Our oscars and jack dempsey most certainly recognize individual people. I do most of the routine feeding in our tanks, but I have a certain regimen I follow, with no treats. My wife loves giving treats. She brings home crickets from the pet shop once a week or so, or feeds them frozen krill or mini shrimp. When I go near the glass, they all line up and watch me expectantly, but when she goes near, they all swim around excitedly, sometimes splashing at the surface and doing acrobatics. I'm certain they know that I'm just going to give them plain old cichlid pellets, but that she's the "ice cream truck," and always has special treats.


----------



## CeeJay (Aug 16, 2016)

Mine just recognize anyone that walks in front of there tank. All they ever want is to be feed be it me, the dogs are some stranger. They follow you back and fore you can read it on there lips. (feed me, feed me) They may know me but they act the same to any one that get close to the tank.


----------



## Melanddave6571 (Jul 5, 2016)

SherLar said:


> Our oscars and jack dempsey most certainly recognize individual people. I do most of the routine feeding in our tanks, but I have a certain regimen I follow, with no treats. My wife loves giving treats. She brings home crickets from the pet shop once a week or so, or feeds them frozen krill or mini shrimp. When I go near the glass, they all line up and watch me expectantly, but when she goes near, they all swim around excitedly, sometimes splashing at the surface and doing acrobatics. I'm certain they know that I'm just going to give them plain old cichlid pellets, but that she's the "ice cream truck," and always has special treats.


Haha we are the opposite here. But with all the animals. I am the general food lady and husband is the treat giver for everyone. He's Willy Wonky! lol



CeeJay said:


> Mine just recognize anyone that walks in front of there tank. All they ever want is to be feed be it me, the dogs are some stranger. They follow you back and fore you can read it on there lips. (feed me, feed me) They may know me but they act the same to any one that get close to the tank.

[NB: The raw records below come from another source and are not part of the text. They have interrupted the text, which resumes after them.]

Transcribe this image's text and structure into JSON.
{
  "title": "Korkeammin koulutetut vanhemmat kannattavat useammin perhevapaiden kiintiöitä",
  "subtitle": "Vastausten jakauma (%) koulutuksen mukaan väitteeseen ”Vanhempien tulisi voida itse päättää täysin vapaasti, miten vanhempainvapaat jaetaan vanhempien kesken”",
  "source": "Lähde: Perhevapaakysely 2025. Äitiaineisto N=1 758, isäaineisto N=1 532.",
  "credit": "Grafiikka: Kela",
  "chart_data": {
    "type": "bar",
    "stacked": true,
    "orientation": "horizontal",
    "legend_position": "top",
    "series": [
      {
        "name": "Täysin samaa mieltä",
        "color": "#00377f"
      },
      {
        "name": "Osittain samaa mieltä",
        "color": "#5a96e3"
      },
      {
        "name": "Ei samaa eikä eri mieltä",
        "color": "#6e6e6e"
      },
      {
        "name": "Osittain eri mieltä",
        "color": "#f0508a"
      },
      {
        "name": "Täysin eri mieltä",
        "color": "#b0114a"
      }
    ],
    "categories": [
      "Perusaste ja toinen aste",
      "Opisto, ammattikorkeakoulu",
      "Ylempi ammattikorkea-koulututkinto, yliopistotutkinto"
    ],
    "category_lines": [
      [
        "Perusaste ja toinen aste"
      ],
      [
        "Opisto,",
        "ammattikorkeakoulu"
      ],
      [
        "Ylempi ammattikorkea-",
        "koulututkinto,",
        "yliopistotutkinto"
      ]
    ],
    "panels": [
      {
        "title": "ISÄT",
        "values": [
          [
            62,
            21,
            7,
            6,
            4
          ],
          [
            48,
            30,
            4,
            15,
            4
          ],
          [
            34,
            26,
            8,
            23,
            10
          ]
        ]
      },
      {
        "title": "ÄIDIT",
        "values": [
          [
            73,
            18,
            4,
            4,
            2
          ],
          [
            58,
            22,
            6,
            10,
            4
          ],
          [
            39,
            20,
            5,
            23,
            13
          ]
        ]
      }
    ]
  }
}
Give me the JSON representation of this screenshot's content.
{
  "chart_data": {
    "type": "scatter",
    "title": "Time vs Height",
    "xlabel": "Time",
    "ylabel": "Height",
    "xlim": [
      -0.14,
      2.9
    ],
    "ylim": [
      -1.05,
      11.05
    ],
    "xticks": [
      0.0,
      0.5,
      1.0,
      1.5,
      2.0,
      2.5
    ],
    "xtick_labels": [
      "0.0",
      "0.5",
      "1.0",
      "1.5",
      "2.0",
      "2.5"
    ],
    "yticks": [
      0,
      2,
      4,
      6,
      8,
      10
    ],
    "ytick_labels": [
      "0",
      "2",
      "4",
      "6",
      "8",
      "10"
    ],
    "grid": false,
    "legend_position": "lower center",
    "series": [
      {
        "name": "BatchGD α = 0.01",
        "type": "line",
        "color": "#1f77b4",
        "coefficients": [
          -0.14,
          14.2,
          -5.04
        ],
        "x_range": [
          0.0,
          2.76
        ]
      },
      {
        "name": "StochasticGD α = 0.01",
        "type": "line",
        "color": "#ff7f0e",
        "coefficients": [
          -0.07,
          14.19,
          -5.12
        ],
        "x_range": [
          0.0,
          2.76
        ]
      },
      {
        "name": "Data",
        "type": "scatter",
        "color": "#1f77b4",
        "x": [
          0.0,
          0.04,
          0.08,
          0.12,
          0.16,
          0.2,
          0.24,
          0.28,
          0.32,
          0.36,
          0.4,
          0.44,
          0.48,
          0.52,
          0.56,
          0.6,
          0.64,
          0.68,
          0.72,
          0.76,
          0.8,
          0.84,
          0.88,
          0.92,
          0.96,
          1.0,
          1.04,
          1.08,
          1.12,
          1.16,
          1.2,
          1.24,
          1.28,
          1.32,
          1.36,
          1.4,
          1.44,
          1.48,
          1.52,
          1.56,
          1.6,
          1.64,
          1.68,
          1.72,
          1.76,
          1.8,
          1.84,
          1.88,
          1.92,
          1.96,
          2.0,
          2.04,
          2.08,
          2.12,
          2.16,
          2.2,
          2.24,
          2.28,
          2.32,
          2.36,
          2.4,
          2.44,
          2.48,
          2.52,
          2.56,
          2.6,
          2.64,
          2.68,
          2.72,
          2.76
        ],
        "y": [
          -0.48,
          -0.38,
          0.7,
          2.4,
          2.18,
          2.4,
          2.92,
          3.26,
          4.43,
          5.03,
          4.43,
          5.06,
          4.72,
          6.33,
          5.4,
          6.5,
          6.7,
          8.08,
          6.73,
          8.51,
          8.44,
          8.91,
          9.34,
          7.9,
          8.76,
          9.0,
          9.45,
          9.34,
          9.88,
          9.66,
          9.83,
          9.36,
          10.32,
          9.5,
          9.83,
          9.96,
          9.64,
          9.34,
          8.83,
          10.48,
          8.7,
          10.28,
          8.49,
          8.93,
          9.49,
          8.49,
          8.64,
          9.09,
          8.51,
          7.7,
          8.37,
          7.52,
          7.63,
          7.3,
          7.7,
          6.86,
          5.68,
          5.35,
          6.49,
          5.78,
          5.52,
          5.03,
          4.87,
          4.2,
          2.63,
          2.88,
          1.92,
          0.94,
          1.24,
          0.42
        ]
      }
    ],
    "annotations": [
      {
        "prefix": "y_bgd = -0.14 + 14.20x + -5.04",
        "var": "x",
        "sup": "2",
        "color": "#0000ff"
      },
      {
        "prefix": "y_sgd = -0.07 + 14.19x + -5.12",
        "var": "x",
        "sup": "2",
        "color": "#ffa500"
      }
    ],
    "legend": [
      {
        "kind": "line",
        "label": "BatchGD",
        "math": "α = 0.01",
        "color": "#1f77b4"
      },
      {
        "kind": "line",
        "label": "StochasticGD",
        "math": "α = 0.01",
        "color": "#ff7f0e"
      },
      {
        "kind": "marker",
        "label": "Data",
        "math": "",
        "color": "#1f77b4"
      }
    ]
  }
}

Haha that's different. We all have our own tanks and do our own feedings. The Cichlids know it's me. But the 150 community and my angels will take candy from strangers.


----------



## yukondog (Oct 4, 2016)

Hello, newbie here. Mine in the 40 long don't seem to really care who it is as long as they get something. My 20 long that I have a pair of kribs in pretty much stay in hiding until I back away for awhile.


----------



## siklid245 (Oct 31, 2016)

Yeah the recognize me! My WC Moba's dart for cover when I first walk up! My F1 Mpimbwe's would get all excited and come to the top and start splashing around waiting for some NLS to hit their lips!


----------